Sharing energy flows at the local level is one of the most effective and accessible ways to reduce the environmental impact of the energy sector because it fosters the penetration of renewable sources and reduces the energy transmission losses.

The “Energy Community” (EC) is the legal form, introduced by the European Union in 2018, that allows the local aggregation of citizens, public entities, and private enterprises that, in synergy, organize the energy production in order to maximize energy sharing and self-consumption, and bring economic savings (in terms of reduced costs and/or incentives) in the energy bills of the community members.

The goal of this project consists in developing a tool that, given a specific geographical area, identifies the optimal aggregations of several energy users within that area to form an EC. A multi-objective approach will be applied to search for the best economic-environmental tradeoffs. In particular, the optimization problem aims at i) maximizing the economic return received by the EC in the form of an incentive on shared electricity (i.e., produced, renewably, and consumed within the EC itself) and ii) minimizing the "environmental impact" assessed, for example, as greenhouse gas emissions, or other types of pollutant emissions. The constraints are related to energy requirements of users, technical characteristics of energy conversion units, storage units and networks, and to regulatory limitations.

The input data are energy demands, primary energy costs, prices of energy vectors, availability of renewable sources (e.g., solar radiation, wind speed), techno-economic data of energy conversion units. Some of this information is subject to high uncertainty which should be accounted using a stochastic approach. The resulting huge amount of data associated with several possible scenarios may require the application of statistical tools capable of producing a suitable reduced dataset (e.g., clustering).

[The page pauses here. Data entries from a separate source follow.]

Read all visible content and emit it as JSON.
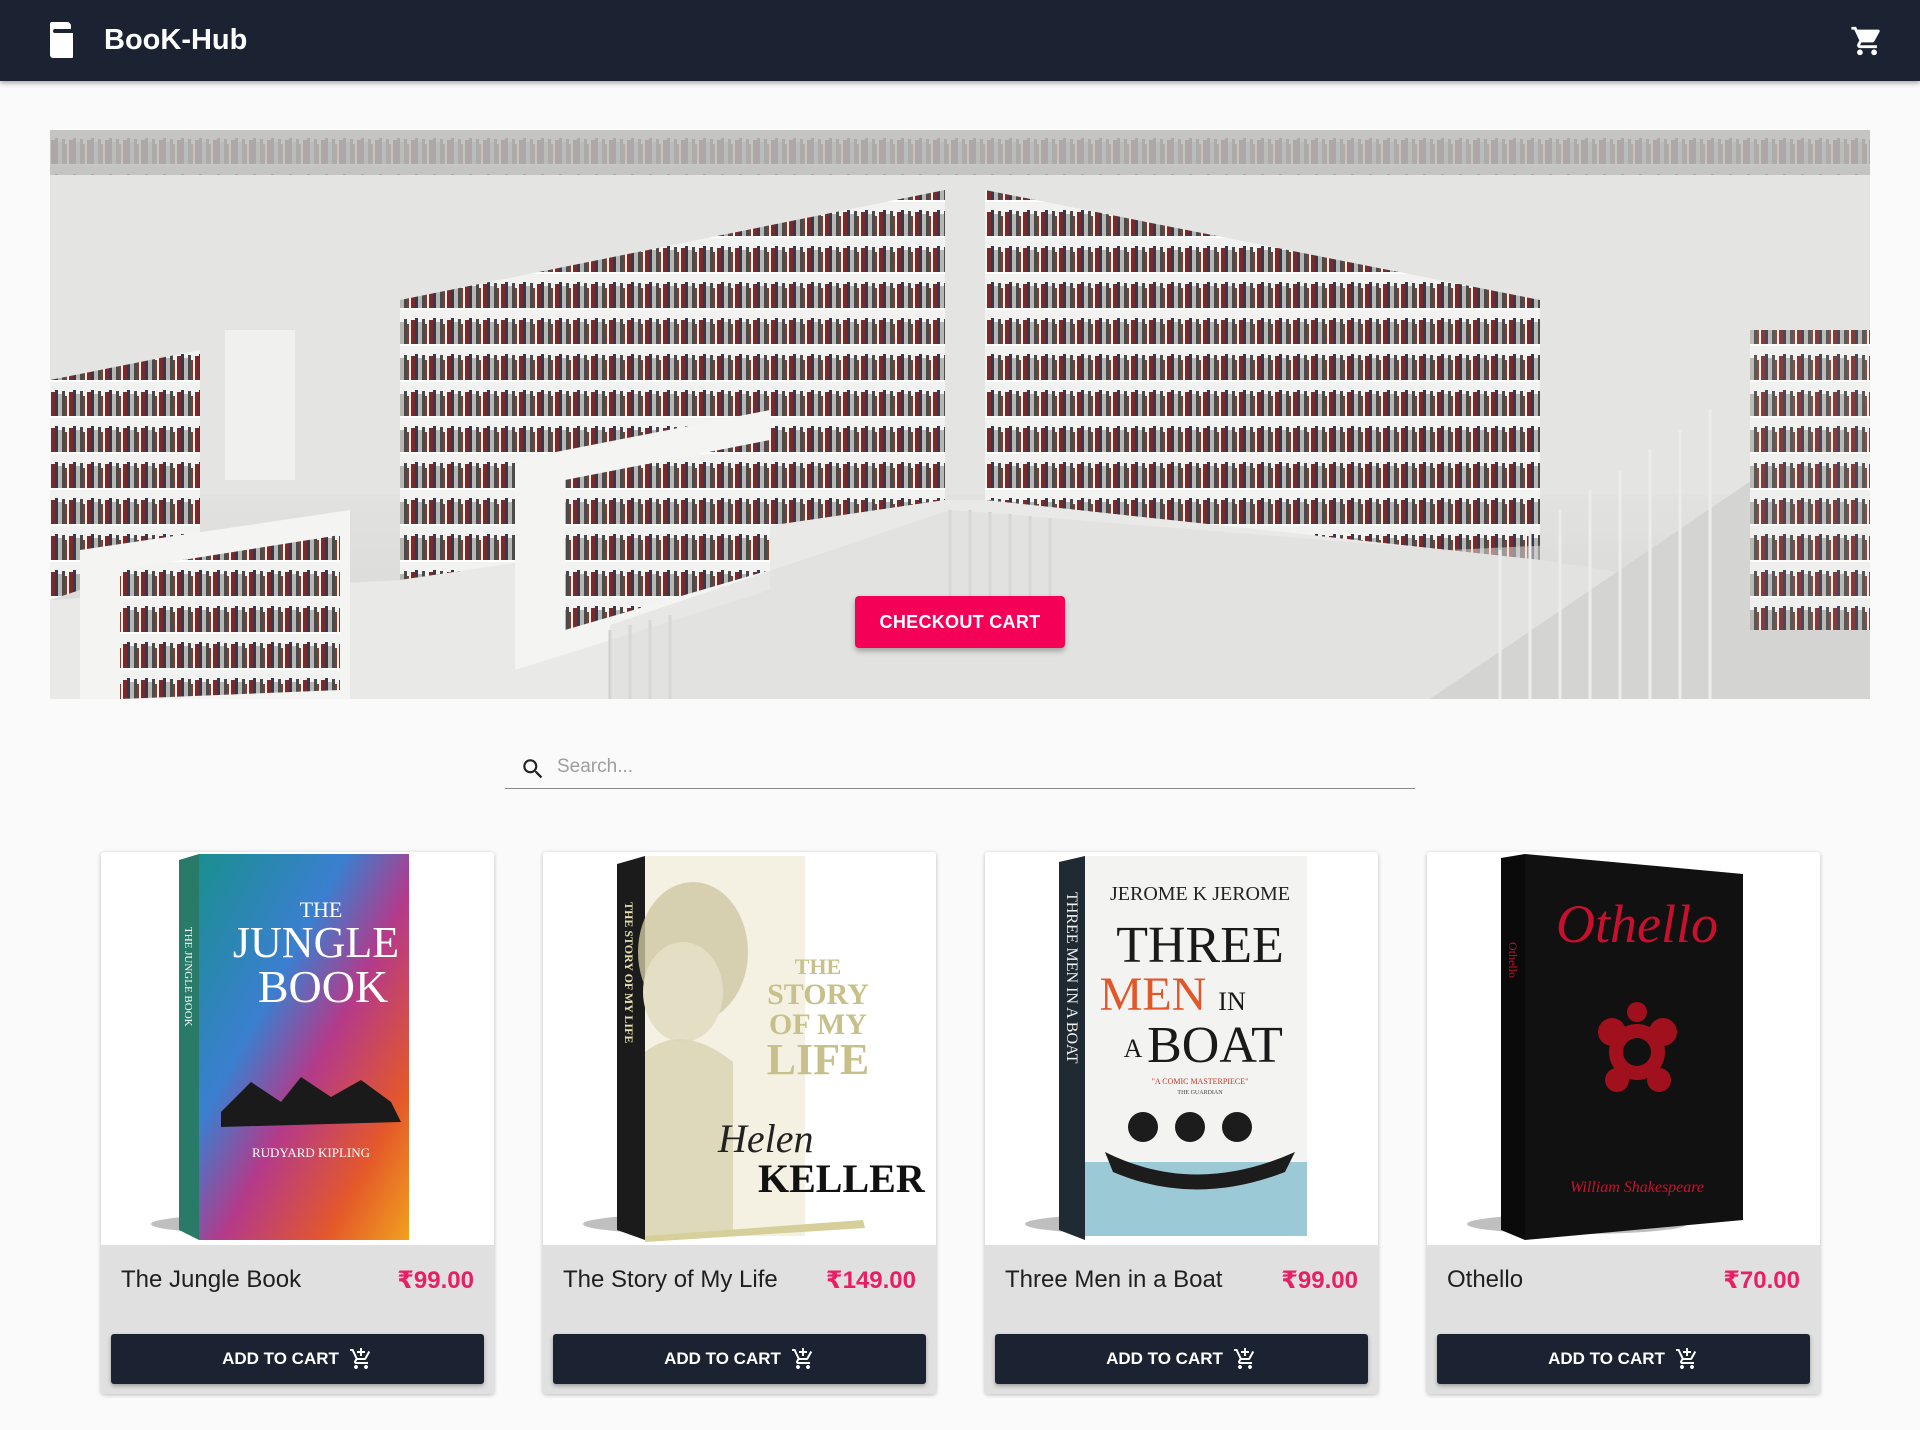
{
  "header": {
    "brand": "BooK-Hub",
    "brand_icon": "book-icon",
    "cart_icon": "cart-icon"
  },
  "hero": {
    "checkout_label": "CHECKOUT CART"
  },
  "search": {
    "placeholder": "Search...",
    "value": "",
    "icon": "search-icon"
  },
  "products": [
    {
      "title": "The Jungle Book",
      "price": "₹99.00",
      "button": "ADD TO CART",
      "cover": {
        "line1": "THE",
        "line2": "JUNGLE",
        "line3": "BOOK",
        "author": "RUDYARD KIPLING",
        "spine": "THE JUNGLE BOOK"
      }
    },
    {
      "title": "The Story of My Life",
      "price": "₹149.00",
      "button": "ADD TO CART",
      "cover": {
        "line1": "THE",
        "line2": "STORY",
        "line3": "OF MY",
        "line4": "LIFE",
        "author_first": "Helen",
        "author_last": "KELLER",
        "spine": "THE STORY OF MY LIFE"
      }
    },
    {
      "title": "Three Men in a Boat",
      "price": "₹99.00",
      "button": "ADD TO CART",
      "cover": {
        "author": "JEROME K JEROME",
        "line1": "THREE",
        "line2": "MEN",
        "line2b": "IN",
        "line3a": "A",
        "line3": "BOAT",
        "quote": "\"A COMIC MASTERPIECE\"",
        "source": "THE GUARDIAN",
        "spine": "THREE MEN IN A BOAT"
      }
    },
    {
      "title": "Othello",
      "price": "₹70.00",
      "button": "ADD TO CART",
      "cover": {
        "line1": "Othello",
        "author": "William Shakespeare",
        "spine": "Othello"
      }
    }
  ],
  "colors": {
    "appbar": "#1b2232",
    "accent": "#f50057",
    "price": "#e91e63"
  }
}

The project lasts 18 months and involves professors and researchers from the Department of Industrial Engineering and the Department of Mathematics, combining expertise in the optimization of the design and operation of multi-energy systems and in the mathematical modelling of finance and stochastic processes. A young graduate person will be also involved full-time in the working team through an annual research grant.

The results would provide any interested private companies and public entities (such as municipalities), as well as citizens, with detailed reporting on the operational modes to form an EC, the identification of users to be involved to maximize the benefits that can be pursued, the best practices in energy management that maximize collective self-consumption and, consequently, the incentive received, and the possible overall benefits provided by the proposed aggregations.

The availability of the “ECs-nergy” tool will contribute to increase the understanding and accessibility, and in turn acceptance, of society to renewable energy projects and facilitate the attraction of private investments in the clean energy transition.

PUBBLICAZIONI:

1. Dal Cin E., Rech S., Benetti M. (2024). Energy, economic and environmental benefits of Demand Response for improving building energy flexibility. In E3S Web of Conferences (Vol. 523, p. 02001). 53rd AiCARR International Conference on From NZEB to ZEB: The Buildings of the Next Decades for a Healthy and Sustainable Future. 12-14 March 2024, Milan. EDP Sciences.
2. Dal Cin E., Rech S., Benetti M., Carraro G., Lazzaretto A. Optimal Aggregation of Users in Energy Communities. Proc. of the 37^th International Conference on Efficiency, Cost, Optimization, Simulation and Environmental Impact of Energy Systems (ECOS 2024), June 30-July 04, 2024, Rhodes, Greece.